Numa entrevista incluída num filme da altura em que Rivera estava a pintar os murais em Detroit, ouvimo-lo a falar sobre a importância da arte e dos artistas na vida pública, na sociedade e na forma como contribuem com pensamentos que podem ir contra o sistema. Além da sua dimensão política, a exposição mostra-nos também a vida de uma figura que há muito foi adoptada como heroína feminista. Kahlo desafiou ideias tradicionais de género, de sexualidade e de identidade, mas apesar disso vivia muitas vezes à sombra da carreira artística de Rivera. Na altura a resposta de Frida foi altamente controversa, dizendo que Rivera não estaria mal “para um pequeno rapaz”. A maneira condescendente como a imprensa escreveu sobre Frida quando ela passou pelos Estados Unidos está também representada na exposição através de recortes de jornais, que incluem o The Detroit News onde se pode ler: “Wife of the Master Mural Painter Gleefully Dabbles in Works of Art”.

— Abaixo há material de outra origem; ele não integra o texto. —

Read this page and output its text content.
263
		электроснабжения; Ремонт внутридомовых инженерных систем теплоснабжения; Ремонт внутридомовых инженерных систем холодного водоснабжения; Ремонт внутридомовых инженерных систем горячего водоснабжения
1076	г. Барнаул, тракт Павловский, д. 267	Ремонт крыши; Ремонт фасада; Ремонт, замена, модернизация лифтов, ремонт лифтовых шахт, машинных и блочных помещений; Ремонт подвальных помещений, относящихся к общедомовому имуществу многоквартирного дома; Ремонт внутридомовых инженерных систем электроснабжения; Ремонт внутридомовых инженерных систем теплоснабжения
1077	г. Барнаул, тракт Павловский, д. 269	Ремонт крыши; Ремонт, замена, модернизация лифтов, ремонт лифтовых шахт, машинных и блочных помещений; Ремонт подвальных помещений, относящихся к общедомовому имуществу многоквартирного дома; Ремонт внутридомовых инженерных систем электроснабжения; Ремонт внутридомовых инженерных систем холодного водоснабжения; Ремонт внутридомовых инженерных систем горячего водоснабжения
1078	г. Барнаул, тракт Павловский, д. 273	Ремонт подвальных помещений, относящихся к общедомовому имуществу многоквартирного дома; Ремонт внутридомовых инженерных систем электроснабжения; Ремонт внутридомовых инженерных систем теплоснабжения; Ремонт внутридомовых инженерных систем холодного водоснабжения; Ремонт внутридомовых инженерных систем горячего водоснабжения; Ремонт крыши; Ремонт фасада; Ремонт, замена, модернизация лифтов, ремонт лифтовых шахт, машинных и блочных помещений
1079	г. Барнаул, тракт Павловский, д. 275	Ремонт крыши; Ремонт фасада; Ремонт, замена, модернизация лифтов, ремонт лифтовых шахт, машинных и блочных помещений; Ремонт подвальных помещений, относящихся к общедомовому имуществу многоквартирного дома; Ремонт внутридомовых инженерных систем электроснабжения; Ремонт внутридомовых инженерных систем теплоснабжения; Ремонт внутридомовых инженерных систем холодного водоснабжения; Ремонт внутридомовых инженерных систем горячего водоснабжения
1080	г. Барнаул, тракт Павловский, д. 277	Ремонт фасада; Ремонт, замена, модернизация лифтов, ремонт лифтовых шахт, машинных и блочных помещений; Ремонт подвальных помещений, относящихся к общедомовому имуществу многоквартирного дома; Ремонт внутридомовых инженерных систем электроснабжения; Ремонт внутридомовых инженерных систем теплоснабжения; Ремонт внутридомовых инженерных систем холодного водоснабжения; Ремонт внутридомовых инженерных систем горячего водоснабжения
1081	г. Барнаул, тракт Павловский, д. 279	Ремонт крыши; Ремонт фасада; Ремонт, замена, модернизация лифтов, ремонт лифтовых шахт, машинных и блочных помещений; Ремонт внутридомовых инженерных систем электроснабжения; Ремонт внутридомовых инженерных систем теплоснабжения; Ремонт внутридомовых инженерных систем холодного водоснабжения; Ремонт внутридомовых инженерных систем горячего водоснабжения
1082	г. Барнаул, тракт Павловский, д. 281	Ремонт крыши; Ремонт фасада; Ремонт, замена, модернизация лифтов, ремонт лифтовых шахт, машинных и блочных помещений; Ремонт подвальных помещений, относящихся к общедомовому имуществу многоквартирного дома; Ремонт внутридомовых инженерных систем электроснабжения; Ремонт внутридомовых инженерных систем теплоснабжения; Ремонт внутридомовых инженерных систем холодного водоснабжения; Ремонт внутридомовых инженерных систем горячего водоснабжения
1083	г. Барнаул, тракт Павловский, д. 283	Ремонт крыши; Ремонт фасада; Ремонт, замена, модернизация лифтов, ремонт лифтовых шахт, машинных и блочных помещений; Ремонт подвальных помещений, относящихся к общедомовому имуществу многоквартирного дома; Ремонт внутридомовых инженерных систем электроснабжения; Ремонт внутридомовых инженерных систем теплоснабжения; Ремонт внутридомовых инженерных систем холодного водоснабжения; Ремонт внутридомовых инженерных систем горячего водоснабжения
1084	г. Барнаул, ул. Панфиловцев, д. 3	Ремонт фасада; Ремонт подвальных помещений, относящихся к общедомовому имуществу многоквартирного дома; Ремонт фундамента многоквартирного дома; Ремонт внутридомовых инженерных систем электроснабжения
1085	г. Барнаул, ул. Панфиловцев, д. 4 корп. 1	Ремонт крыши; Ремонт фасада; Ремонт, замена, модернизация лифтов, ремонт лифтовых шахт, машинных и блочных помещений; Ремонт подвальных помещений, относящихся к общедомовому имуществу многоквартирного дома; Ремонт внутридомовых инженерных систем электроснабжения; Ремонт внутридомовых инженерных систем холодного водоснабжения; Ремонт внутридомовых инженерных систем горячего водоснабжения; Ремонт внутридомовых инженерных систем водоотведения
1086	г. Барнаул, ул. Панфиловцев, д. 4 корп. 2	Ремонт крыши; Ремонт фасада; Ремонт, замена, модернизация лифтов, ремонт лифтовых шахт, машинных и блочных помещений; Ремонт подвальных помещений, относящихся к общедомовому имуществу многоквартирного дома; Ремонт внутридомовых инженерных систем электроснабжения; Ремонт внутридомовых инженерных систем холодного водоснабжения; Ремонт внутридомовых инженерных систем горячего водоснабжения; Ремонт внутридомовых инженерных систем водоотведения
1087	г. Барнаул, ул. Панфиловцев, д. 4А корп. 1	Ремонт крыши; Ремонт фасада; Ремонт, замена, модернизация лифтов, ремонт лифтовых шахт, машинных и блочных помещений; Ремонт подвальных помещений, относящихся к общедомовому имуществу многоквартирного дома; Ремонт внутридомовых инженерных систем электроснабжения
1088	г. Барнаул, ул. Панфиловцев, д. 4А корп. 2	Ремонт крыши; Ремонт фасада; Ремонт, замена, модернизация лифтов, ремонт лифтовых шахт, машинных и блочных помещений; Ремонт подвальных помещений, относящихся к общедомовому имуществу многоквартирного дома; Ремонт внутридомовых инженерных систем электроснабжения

“Frida era altamente política, e o que ela fazia estava sempre em linha com aquilo em que acreditava, fosse o comunismo ou o feminismo. E apesar da nossa intenção inicial não ter sido política, o museu procura pôr o foco em mulheres artistas e o nosso trabalho procura celebrar a inclusividade, portanto estamos muito orgulhosos de poder celebrar essa vertente de Kahlo”, explica a curadora Lisa Small, em entrevista ao PÚBLICO. A exposição apresenta uma série de auto-retratos onde se encontra Self-Portrait With Cropped Air (1940), onde essa exploração do masculino também está presente.
A gama de objectos pessoais apresentada é ampla e altamente íntima: peças de roupa, espartilhos pintados à mão, saias, vestidos e tops Tehuana, além de várias peças de joalharia contemporânea. Vernizes, batons e outros itens de maquilhagem Revlon, anunciada como a marca preferida de Kahlo, são expostos em vitrinas; e juntam-se às saias e vestidos largos, apresentados não só como uma demonstração da sua herança mexicana, mas também como uma forma de poder esconder as lesões na perna, que acabaria por ser amputada.

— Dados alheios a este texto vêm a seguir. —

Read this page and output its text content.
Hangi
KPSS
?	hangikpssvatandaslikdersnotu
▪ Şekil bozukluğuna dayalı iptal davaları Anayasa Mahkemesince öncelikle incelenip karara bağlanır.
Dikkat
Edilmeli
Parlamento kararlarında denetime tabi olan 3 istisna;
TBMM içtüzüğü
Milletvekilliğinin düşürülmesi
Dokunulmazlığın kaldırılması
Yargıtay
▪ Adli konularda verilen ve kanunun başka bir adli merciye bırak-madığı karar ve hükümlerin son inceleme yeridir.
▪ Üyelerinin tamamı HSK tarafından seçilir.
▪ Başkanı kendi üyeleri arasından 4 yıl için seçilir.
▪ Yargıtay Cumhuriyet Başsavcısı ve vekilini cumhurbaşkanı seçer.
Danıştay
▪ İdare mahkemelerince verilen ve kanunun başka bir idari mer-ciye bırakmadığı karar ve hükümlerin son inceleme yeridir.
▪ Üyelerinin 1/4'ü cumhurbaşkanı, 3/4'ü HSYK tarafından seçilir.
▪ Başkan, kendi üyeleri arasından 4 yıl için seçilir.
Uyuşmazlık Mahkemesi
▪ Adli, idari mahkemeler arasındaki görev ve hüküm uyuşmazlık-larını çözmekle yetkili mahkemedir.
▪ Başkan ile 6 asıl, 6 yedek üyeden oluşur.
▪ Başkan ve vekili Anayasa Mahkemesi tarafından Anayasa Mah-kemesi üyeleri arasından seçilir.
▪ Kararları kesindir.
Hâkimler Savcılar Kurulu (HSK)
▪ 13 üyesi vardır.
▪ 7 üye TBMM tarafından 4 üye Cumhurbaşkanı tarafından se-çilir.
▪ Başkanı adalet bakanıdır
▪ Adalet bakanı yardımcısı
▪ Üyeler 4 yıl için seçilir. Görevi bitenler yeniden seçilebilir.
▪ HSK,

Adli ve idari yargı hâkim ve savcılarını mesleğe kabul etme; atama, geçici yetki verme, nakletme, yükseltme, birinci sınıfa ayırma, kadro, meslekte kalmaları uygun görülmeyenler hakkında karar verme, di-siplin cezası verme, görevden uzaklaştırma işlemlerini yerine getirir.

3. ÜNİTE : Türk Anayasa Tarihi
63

Também exposta está a prótese de Frida, que desenhou e pintou com motivos e cores típicas da sua palete, assim como os espartilhos de gesso que pintava. Lisa Small acrescenta que “só agora percebe a gravidade do acidente que Frida sofreu quando tinha 18 anos e a forma como isso a influenciou para o resto da vida”. Na exposição encontram-se relatórios médicos e cartas em que a artista explica tudo o que sente sobre a sua condição — física e emocionalmente —, detalhando tratamentos e momentos de desespero e desilusão, como quando abortou involuntariamente, experiência de perda que retrata numa série de desenhos também expostos. Essa dor é partilhada com o mundo. A dor de Frida Kahlo — a sobrevivente, que se junta à feminista, comunista e artista.